I need to import function from different python scripts, which will used inside preprocessing.py
file. I was not able to find a way to pass the dependent files to SKLearnProcessor
Object, due to which I am getting ModuleNotFoundError
.
Code:
from sagemaker.sklearn.processing import SKLearnProcessor
from sagemaker.processing import ProcessingInput, ProcessingOutput
sklearn_processor = SKLearnProcessor(framework_version='0.20.0',
role=role,
instance_type='ml.m5.xlarge',
instance_count=1)
sklearn_processor.run(code='preprocessing.py',
inputs=[ProcessingInput(
source=input_data,
destination='/opt/ml/processing/input')],
outputs=[ProcessingOutput(output_name='train_data',
source='/opt/ml/processing/train'),
ProcessingOutput(output_name='test_data',
source='/opt/ml/processing/test')],
arguments=['--train-test-split-ratio', '0.2']
)
I would like to pass,
dependent_files = ['file1.py', 'file2.py', 'requirements.txt']
. So, that preprocessing.py
have access to all the dependent modules.

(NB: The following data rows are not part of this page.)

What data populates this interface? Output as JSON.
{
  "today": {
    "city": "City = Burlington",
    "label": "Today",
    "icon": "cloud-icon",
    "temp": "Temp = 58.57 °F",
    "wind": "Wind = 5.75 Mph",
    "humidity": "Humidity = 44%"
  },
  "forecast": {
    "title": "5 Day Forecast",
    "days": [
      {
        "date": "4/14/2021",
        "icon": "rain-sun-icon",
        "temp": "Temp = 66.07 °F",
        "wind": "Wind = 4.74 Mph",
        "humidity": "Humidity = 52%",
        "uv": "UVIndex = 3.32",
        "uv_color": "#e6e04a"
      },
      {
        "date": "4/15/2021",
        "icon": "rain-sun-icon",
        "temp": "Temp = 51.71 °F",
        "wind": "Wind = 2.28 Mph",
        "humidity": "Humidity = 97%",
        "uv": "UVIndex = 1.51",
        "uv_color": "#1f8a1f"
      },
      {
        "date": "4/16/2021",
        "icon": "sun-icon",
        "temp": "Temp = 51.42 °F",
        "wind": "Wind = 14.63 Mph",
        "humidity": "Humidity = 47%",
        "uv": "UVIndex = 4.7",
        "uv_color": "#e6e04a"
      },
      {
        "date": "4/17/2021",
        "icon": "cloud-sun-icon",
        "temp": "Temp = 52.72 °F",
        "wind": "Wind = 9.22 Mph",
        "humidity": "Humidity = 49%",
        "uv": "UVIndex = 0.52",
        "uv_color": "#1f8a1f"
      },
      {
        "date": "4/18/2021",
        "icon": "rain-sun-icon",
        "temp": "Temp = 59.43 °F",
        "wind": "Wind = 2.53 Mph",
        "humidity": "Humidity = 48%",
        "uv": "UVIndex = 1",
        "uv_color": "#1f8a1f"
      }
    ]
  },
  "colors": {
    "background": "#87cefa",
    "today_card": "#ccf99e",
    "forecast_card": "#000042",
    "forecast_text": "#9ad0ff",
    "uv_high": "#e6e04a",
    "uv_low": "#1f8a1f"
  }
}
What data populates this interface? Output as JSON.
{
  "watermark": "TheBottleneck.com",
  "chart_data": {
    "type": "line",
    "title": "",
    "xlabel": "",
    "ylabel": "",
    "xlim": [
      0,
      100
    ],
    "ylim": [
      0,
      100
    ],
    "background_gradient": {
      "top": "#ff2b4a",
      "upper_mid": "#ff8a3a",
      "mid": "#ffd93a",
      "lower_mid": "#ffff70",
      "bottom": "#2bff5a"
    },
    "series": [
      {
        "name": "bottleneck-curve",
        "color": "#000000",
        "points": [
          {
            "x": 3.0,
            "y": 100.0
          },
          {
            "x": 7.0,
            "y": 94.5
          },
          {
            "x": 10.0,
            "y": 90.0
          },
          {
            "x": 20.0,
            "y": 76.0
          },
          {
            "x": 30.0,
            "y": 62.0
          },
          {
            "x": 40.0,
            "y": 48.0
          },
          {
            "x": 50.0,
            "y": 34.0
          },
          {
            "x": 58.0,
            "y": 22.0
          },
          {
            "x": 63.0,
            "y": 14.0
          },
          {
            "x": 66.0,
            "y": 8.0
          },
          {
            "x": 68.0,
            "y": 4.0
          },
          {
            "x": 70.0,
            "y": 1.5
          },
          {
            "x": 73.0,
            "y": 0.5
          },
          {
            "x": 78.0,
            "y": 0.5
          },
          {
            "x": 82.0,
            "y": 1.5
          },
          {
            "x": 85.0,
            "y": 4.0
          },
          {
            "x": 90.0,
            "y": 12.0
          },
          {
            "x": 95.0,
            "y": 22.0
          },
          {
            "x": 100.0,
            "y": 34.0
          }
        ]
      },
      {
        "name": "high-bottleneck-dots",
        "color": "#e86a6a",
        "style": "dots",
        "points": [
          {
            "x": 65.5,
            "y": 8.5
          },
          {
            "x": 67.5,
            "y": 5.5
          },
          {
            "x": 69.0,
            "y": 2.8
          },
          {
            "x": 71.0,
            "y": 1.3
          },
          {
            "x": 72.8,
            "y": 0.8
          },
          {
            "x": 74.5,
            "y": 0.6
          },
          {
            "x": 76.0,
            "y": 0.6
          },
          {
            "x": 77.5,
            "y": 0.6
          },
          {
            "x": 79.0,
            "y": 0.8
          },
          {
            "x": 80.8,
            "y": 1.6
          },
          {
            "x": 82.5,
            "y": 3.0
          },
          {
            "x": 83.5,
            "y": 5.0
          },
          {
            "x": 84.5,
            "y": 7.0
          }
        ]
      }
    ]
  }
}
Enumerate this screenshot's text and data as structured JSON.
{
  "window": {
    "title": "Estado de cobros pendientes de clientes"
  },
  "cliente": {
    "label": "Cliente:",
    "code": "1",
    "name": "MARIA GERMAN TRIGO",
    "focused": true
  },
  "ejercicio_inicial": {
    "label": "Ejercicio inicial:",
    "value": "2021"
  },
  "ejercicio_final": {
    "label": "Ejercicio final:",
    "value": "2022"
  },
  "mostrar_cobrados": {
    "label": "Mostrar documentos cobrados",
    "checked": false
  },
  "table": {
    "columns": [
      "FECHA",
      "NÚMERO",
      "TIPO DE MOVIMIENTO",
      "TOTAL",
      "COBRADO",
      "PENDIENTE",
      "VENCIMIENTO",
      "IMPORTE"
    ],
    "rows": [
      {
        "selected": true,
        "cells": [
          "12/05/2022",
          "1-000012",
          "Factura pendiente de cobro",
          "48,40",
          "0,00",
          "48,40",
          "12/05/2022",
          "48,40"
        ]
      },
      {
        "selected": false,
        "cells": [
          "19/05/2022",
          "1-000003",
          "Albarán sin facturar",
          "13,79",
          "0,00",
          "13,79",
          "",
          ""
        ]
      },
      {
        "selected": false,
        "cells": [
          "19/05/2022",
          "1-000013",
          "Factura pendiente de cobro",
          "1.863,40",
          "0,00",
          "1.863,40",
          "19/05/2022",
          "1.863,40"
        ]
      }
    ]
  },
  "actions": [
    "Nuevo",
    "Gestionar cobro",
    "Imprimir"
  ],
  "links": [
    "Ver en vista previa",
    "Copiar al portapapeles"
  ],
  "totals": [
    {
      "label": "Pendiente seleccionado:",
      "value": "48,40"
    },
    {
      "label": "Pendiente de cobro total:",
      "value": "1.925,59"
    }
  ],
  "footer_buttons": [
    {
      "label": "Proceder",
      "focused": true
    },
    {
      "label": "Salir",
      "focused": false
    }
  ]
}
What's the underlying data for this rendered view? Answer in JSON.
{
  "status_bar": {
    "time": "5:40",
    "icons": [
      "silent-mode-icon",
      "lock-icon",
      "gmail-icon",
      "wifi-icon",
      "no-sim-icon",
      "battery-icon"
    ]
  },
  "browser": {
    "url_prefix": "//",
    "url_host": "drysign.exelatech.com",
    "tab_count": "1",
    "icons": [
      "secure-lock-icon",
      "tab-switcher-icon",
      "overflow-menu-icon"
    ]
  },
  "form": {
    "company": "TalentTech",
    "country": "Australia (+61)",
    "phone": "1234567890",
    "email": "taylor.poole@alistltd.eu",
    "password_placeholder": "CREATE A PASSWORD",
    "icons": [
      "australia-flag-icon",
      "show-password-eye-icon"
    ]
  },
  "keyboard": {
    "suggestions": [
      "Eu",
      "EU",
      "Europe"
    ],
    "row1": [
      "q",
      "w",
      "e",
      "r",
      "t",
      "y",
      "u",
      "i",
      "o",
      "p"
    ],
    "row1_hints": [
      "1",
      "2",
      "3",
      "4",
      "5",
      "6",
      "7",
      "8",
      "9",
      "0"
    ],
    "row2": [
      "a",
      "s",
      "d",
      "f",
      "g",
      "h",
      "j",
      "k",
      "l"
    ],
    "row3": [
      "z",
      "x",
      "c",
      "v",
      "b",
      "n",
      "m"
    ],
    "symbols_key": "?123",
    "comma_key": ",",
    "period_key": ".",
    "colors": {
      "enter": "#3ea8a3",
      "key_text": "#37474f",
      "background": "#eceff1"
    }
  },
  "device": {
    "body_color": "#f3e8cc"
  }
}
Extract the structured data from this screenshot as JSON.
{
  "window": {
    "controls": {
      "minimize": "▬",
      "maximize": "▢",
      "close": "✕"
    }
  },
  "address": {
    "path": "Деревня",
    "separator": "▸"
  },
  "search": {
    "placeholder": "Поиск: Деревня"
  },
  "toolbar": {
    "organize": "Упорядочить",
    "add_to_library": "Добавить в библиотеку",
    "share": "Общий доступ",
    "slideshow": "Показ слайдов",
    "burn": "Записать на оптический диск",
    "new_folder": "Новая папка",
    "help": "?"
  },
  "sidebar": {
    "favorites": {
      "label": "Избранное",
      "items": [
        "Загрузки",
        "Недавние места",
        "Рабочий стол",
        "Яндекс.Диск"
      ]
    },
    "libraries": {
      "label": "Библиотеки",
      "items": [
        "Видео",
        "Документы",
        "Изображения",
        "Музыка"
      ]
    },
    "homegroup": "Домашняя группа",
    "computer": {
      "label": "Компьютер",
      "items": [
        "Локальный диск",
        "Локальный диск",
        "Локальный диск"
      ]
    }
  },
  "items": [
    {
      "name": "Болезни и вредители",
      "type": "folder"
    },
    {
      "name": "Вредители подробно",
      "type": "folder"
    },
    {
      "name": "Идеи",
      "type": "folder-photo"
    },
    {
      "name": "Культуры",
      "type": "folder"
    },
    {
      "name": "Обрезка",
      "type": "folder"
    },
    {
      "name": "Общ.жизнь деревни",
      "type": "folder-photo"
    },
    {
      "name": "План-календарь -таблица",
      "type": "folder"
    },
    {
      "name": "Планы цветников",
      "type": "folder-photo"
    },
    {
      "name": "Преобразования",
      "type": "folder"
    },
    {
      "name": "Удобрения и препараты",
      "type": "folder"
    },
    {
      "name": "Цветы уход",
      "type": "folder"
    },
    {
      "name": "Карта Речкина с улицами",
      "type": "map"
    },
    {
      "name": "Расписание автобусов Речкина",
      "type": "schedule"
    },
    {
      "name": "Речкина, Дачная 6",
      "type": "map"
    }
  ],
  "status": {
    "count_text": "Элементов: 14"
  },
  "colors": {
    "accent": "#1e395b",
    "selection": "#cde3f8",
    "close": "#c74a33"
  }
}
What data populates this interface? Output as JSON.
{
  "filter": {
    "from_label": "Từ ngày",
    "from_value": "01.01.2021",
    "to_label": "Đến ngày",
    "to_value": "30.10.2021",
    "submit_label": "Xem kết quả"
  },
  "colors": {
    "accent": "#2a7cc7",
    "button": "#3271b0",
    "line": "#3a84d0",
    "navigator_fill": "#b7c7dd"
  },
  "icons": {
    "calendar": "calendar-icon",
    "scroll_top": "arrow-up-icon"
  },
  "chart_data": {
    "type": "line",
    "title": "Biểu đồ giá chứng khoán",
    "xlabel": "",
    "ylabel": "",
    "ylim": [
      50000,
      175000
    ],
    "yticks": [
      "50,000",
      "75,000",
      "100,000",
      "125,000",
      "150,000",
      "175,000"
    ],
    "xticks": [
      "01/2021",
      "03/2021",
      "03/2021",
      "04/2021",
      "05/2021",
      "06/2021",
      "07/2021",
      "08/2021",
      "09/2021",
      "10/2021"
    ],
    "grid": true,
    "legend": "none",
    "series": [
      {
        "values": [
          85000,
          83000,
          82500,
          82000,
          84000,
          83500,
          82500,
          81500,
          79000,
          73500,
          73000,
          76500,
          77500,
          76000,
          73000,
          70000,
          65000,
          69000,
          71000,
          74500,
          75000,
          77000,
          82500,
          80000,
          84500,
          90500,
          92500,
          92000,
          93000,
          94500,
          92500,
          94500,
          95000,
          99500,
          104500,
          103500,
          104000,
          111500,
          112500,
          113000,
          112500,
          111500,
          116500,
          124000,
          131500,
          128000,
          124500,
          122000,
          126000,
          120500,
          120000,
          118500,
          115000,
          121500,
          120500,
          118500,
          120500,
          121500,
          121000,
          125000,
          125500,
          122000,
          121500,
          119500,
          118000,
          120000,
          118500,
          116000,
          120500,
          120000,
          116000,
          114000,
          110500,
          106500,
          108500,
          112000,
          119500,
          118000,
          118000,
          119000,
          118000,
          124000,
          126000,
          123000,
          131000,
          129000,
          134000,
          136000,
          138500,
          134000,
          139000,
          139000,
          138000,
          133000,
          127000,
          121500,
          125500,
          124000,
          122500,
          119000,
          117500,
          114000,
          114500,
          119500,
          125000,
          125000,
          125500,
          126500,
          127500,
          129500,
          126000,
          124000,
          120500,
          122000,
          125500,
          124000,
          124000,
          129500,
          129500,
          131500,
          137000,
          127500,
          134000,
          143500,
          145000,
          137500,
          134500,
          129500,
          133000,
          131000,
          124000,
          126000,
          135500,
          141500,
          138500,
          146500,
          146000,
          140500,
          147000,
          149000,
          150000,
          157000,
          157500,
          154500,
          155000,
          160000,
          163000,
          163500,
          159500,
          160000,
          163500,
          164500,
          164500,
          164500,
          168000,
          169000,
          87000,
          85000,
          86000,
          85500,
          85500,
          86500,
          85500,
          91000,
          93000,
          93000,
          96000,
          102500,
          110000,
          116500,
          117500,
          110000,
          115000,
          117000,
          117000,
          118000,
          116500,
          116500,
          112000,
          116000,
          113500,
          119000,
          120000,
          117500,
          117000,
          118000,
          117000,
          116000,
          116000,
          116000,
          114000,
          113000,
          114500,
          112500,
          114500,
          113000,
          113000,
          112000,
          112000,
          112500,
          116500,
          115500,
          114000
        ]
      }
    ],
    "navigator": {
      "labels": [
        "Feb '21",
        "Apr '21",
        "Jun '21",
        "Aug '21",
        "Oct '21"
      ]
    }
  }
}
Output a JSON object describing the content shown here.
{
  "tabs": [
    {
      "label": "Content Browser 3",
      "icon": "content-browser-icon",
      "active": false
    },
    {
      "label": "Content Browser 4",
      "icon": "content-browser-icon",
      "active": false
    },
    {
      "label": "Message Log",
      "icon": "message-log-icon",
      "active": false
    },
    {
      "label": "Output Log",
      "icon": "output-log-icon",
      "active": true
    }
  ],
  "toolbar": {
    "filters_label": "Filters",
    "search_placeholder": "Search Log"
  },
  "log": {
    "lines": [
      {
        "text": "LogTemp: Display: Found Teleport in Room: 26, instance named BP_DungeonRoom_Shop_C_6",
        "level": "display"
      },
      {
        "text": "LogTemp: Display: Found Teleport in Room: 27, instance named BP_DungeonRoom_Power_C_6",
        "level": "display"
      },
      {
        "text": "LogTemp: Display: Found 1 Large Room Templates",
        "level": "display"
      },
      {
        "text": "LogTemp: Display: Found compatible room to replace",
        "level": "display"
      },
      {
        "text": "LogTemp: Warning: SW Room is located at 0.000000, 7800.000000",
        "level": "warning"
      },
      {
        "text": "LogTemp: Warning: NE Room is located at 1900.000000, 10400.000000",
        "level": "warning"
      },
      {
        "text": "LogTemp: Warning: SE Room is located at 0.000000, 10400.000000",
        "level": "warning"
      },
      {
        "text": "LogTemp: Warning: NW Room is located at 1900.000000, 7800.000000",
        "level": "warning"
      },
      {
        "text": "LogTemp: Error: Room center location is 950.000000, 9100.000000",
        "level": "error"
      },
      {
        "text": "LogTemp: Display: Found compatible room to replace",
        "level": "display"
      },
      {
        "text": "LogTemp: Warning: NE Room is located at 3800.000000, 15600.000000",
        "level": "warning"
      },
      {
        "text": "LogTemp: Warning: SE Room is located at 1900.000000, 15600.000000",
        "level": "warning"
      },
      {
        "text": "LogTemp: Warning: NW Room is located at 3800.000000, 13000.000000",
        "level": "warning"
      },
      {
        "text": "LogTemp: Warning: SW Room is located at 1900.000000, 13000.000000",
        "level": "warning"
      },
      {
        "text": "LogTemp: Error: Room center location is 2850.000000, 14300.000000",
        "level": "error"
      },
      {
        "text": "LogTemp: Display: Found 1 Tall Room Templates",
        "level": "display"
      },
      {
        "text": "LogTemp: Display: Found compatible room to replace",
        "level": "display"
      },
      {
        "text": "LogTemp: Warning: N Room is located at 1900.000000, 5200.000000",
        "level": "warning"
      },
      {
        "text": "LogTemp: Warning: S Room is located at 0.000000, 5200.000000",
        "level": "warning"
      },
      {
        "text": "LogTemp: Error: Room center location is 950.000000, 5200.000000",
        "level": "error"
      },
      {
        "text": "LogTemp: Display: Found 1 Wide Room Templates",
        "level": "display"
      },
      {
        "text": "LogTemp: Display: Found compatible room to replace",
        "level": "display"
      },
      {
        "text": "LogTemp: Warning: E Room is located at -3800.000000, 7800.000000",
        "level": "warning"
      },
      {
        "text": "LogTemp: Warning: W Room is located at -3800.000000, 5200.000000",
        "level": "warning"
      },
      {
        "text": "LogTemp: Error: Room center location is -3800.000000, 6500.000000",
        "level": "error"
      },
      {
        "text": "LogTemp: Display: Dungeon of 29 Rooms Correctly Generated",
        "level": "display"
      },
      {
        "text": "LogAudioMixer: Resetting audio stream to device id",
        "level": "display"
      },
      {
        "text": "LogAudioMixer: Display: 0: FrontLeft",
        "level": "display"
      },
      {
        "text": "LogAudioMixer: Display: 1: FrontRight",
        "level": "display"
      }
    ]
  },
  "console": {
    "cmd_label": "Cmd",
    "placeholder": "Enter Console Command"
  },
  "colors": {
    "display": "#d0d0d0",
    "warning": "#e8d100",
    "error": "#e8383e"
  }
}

And also need to install libraries from requirements.txt
file.
Can you share any work around or a right way to do this?
Update-25-11-2021:
Q1.(Answered but looking to solve using FrameworkProcessor
)
Here, the get_run_args
function, is handling dependencies
, source_dir
and code
parameters by using FrameworkProcessor. Is there any way that we can set this parameters from ScriptProcessor
or SKLearnProcessor
or any other Processor
to set them?
Q2.
Can you also please show some reference to use our Processor
as sagemaker.workflow.steps.ProcessingStep
and then use in sagemaker.workflow.pipeline.Pipeline
?
For having Pipeline
, do we need sagemaker-project
as mandatory or can we create Pipeline
directly without any Sagemaker-Project
?